- Education: University of Notre Dame University of Kansas School of Law
- Occupation: Attorney
- Known for: Art collector

= Steven Alan Bennett =

American art collector

Steven Alan Bennett is an American attorney, art collector, and philanthropist.

==Career==
After stints at several Fortune 100 companies, Bennett retired in September 2015 as executive vice president, chief legal officer and corporate secretary of USAA. In 1996, President Bill Clinton appointed Bennett as a member and, later, as Vice Chairman of the Woodrow Wilson International Center for Scholars within the Smithsonian Institution.

==Art collecting==
Bennett works on collecting art, writing an art blog, producing a podcast, and participating in various philanthropic projects.
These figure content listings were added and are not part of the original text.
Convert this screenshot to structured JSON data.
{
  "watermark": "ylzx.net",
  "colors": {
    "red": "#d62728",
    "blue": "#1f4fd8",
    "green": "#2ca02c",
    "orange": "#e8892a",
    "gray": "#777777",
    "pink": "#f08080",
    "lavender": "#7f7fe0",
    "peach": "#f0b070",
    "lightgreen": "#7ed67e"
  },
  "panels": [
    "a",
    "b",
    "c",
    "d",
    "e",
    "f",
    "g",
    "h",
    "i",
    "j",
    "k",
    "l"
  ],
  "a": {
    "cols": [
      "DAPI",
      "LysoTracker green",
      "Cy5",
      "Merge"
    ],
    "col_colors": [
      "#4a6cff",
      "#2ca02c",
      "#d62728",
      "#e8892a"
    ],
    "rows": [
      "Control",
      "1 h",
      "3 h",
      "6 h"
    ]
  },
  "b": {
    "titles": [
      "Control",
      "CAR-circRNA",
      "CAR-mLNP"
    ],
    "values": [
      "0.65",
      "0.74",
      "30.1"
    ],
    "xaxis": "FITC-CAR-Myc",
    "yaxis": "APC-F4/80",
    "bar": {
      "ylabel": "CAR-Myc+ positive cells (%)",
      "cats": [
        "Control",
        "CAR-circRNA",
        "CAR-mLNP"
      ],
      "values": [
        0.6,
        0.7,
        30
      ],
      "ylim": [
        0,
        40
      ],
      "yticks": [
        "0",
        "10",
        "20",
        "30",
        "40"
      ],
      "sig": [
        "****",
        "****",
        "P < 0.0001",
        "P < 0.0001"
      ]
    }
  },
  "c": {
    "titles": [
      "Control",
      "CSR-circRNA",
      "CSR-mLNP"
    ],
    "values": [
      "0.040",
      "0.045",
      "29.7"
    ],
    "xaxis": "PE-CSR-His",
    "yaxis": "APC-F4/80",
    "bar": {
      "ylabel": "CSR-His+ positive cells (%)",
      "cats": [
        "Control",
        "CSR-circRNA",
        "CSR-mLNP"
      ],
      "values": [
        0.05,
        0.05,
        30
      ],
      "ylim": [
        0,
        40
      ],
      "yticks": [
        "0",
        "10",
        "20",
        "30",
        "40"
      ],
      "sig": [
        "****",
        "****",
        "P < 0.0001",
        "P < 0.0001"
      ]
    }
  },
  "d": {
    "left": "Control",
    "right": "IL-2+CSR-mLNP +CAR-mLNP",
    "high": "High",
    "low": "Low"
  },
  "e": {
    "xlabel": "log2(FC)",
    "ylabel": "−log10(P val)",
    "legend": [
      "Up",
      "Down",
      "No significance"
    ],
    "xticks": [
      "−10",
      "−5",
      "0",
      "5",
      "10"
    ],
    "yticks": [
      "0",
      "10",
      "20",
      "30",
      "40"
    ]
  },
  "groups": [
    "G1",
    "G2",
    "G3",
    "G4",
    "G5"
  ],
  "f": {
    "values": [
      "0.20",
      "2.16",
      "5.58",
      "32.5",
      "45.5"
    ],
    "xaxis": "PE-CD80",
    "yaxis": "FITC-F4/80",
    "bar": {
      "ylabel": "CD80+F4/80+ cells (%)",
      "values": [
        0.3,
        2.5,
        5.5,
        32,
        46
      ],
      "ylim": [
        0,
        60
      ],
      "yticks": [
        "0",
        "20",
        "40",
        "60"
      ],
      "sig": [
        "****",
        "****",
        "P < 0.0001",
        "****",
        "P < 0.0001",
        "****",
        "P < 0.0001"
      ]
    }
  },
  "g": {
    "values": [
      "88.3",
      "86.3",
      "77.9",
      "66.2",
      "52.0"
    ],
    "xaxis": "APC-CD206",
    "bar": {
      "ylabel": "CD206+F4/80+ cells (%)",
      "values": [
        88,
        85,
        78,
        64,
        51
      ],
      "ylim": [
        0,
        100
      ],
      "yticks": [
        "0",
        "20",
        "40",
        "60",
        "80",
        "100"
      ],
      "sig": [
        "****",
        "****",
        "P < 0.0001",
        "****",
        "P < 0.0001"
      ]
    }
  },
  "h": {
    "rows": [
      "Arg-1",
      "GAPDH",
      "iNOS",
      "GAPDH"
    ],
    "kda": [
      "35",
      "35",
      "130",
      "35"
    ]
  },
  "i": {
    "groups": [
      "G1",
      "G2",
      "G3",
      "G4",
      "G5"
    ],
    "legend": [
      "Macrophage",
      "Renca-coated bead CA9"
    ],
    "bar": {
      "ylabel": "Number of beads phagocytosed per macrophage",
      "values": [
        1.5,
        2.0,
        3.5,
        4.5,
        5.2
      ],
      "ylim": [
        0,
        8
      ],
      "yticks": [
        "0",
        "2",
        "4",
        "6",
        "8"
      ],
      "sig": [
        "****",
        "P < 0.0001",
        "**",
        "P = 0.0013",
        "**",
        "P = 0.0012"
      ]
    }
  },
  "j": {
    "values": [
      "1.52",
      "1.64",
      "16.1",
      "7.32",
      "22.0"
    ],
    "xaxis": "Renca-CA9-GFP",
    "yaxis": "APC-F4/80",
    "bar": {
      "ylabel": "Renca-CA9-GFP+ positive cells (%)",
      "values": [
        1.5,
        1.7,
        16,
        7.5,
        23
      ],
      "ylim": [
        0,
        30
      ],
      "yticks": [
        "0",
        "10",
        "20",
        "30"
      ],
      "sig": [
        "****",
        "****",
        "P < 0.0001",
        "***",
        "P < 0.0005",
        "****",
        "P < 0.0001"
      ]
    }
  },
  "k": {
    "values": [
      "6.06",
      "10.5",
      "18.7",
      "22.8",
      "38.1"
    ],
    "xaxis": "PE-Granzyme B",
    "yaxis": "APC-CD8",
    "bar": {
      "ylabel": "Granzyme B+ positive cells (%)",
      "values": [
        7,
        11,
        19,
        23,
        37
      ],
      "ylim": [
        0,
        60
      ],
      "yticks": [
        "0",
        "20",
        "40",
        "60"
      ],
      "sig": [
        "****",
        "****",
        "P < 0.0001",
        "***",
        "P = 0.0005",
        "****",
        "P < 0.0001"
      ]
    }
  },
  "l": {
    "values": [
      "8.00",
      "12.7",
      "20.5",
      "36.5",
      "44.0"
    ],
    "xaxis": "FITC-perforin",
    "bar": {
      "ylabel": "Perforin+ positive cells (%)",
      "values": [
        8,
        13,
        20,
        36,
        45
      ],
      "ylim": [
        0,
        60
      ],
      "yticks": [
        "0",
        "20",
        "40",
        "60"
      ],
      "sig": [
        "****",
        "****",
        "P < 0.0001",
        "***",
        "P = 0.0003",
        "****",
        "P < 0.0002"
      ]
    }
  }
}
He is married to Elaine Melotti Schmidt and they have an extensive art collection of works by women figurative realist painters. To further support the type of work they collect, they established The Bennett Prize for Women Figurative Realists ("The Bennett Prize"), in 2016. The contest awards $50,000 biennially to a woman figurative realist painter following a juried competition, followed by a traveling exhibition of the works of the ten finalists. The Bennett Prize has been awarded three times since inception and has recognized 30 women painters as finalists.

The Bennetts’ personal collection has been compiled over many years. The Bennett Collection is composed of historic works including pieces by Mary Cassatt, Artemisia Gentileschi, Elaine de Kooning, Sarah Miriam Peale, Agnes Martin, and Suzanne Valadon. Among the living artists represented in the collection are major works by Julie Bell, Margaret Bowland, Zoey Frank, Xenia Hausner, Andrea Kowch, Katie O’Hagan, Harmonia Rosales, Alyssa Monks, SuSu, Annie Brito Hodgin, and Kathrin Longhurst, among others.

In 2022, Bennett and Schmidt made a $12 Million gift to the Muskegon Museum of Art, the host museum for the Bennett Prize competition, which included a monetary donation along with art from their collection. In February 2025, the Bennett-Schmidt Pavilion, a 26,000-square-foot expansion, opened at the museum doubling its size. The opening featured a new gift of 70 paintings on view for the event for a total of over 150 paintings from their collection donated to the museum.

==Philanthropy==
Bennett and his wife are supporters of the charity Friends of Kenyan Orphans, which provides food and shelter along with K-12 education. He is also a founding trustee of the Center for Thomas More Studies at the University of Dallas. Bennett serves as a director on the board of a realist art school in Philadelphia, Studio Incamminati, where the couple sponsors The Bennett-Schmidt Lectures on the Higher Aim of Art.

==Background==
Bennett is a graduate of the University of Notre Dame with a degree in art history. He also holds a Juris Doctor degree from the University of Kansas School of Law.